= Étienne Manac'h =

Étienne Manac'h (later known as Étienne Manoël Manac'h; February 3, 1910 - 1992) was a French career diplomat and author.

==Life==
===Early life===
Étienne Manac'h was born in Plouigneau, Brittany. He attended Morlaix Collège from 1922 until 1925, and following the family's move to Paris attended the Lycée Buffon, where he received his baccalauréat in 1929. After the classe préparatoire at the Lycée Louis-le-Grand he studied philosophy at the Sorbonne, graduating in 1931 and obtaining his Diplôme d'études supérieures in 1934. After teaching in France and military service, he went on to teach philosophy and French literature at Galatasaray High School, Istanbul between 1938 and 1942.

===Diplomatic career===
In 1941 he started working for the Free French movement in Turkey, heading operations there from 1942, and was charged with developing clandestine contacts to members of the Résistance working in Vichy French embassies in the Balkan States. From 1945 to 1951, he was stationed in Czechoslovakia, first as Embassy Secretary in Prague, then as consul general in Bratislava. Along with other Western diplomats, he was expelled from the country in 1951, allegedly for espionage and support for "elements hostile to the regime". Between 1951 and 1969, he held various posts, including director of the cabinet of the socialist Minister of State Guy Mollet (1958–1959) and director of Asie-Océanie à l'Administration Centrale (Central Administration for Far Eastern Affairs) at the foreign ministry (Quai d'Orsay) from 1960–1969, where he was influential in setting up negotiations between Washington and Hanoi during the Vietnam War. From 1969 to 1975, Manac'h served as French ambassador to the People's Republic of China.

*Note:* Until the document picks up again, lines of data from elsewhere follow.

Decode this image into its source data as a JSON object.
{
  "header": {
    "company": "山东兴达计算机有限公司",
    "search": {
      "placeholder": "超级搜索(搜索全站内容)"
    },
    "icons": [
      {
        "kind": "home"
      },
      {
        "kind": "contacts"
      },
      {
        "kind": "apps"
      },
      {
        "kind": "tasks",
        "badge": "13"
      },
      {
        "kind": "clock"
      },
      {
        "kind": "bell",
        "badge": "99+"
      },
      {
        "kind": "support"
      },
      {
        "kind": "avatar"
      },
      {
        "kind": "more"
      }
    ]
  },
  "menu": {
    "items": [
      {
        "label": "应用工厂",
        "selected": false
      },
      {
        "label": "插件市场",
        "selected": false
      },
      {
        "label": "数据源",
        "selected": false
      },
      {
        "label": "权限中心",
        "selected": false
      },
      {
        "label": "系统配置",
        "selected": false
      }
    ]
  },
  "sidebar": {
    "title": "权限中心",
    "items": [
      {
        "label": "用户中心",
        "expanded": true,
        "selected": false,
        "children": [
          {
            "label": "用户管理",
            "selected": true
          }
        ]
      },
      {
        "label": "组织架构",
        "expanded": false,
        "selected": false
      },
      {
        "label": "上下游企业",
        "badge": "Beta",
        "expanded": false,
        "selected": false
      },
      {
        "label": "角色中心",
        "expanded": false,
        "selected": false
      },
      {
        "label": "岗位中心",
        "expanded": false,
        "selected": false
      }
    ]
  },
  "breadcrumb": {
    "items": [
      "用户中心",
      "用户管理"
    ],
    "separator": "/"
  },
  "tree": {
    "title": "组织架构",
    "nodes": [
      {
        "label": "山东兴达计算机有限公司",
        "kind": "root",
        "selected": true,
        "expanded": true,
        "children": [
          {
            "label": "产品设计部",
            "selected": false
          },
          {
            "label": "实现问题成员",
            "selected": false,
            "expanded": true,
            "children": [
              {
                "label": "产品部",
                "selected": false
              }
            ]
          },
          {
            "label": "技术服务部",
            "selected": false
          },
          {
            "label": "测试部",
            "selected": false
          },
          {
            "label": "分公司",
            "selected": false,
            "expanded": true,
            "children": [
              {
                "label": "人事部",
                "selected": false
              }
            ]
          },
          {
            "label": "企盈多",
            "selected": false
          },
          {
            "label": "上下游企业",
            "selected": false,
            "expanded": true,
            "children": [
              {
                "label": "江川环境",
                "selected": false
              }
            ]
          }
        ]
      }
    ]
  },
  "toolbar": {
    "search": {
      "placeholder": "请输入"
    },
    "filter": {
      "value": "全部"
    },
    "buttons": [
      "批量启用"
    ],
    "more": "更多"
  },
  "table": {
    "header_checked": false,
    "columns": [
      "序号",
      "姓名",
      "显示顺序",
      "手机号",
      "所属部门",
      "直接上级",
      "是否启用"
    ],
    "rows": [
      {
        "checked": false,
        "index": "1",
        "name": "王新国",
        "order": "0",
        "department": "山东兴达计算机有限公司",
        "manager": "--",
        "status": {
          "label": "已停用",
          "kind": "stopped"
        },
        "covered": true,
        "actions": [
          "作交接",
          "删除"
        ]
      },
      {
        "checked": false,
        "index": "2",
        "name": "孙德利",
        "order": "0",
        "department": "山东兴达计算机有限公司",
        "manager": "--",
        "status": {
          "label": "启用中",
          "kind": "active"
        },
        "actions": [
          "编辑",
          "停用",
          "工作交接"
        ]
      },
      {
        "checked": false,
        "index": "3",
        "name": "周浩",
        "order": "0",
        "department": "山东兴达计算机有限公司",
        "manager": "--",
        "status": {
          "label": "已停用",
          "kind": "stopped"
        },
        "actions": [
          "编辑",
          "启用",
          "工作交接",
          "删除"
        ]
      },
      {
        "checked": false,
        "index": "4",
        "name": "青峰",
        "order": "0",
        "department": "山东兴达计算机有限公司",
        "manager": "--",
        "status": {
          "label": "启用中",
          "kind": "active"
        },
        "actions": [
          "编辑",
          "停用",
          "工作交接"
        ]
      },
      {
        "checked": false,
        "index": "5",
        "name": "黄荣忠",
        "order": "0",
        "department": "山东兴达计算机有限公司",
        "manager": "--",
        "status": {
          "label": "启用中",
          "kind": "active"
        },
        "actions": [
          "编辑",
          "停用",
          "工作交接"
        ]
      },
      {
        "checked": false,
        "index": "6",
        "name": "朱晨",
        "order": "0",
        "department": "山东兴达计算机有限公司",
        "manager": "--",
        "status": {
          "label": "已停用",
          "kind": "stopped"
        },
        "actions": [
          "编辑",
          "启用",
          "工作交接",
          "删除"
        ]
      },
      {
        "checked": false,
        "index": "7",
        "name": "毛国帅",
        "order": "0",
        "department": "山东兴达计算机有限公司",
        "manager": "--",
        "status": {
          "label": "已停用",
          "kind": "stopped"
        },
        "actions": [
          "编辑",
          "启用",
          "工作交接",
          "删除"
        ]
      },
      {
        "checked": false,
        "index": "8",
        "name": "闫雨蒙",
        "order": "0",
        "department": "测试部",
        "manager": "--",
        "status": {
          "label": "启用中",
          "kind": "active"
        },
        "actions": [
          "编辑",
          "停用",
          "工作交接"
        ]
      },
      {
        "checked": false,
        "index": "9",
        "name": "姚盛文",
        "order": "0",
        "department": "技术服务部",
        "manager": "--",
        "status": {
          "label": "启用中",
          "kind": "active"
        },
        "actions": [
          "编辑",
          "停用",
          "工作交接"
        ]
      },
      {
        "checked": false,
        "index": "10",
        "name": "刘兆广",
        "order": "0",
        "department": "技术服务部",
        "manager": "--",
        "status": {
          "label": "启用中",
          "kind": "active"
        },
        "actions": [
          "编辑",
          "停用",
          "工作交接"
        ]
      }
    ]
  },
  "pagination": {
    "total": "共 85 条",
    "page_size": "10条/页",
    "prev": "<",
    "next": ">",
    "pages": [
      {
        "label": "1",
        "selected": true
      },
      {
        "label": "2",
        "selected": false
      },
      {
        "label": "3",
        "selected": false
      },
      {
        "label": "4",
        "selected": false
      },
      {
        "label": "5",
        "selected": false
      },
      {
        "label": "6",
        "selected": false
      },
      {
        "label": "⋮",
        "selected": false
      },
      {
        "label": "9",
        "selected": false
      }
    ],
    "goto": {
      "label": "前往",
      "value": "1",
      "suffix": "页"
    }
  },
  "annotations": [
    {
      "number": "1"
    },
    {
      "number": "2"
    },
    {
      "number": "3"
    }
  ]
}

===Controversy surrounding possible activity as a Soviet agent ===
Manac'h was a member of the French Communist Party from 1934 to 1939, thus leaving himself vulnerable to accusations of espionage (after the war he became a socialist and was a member of the SFIO from c. 1959 to 1969). During the Second World War, he had official contacts to the Soviet secret service and later as a diplomat he was responsible for relations with the Soviet Union and other Eastern European countries.

===Later life===
In 1975 he retired to Pont-Aven in his native Brittany, buying the house Lezaven, where the painter Paul Gauguin had his studio. He died there, 17 years later.

==Bibliography==
- Compagnons d’Europe / Hervé Kerven [pseudon.]. - Paris, Julliard, 1949
- Mémoires d'Extrême Asie / Étienne M. Manac'h (3 vol., Paris, Fayard, 1977–1982)
- Emilio: récit à voix basse / Étienne M. Manac'h ; [avec la collab. de Nella Masutti]. - Paris, Plon, 1990.
- Journal intime 1926-1939: Paris, Berlin, Moscou, Istanbul / Étienne Manac'h. - Morlaix, Skol Vreizh, 2008.
- Journal intime 1939-1951: De la France libre à la Guerre froide / Étienne Manac'h. - Morlaix, Skol Vreizh, 2010.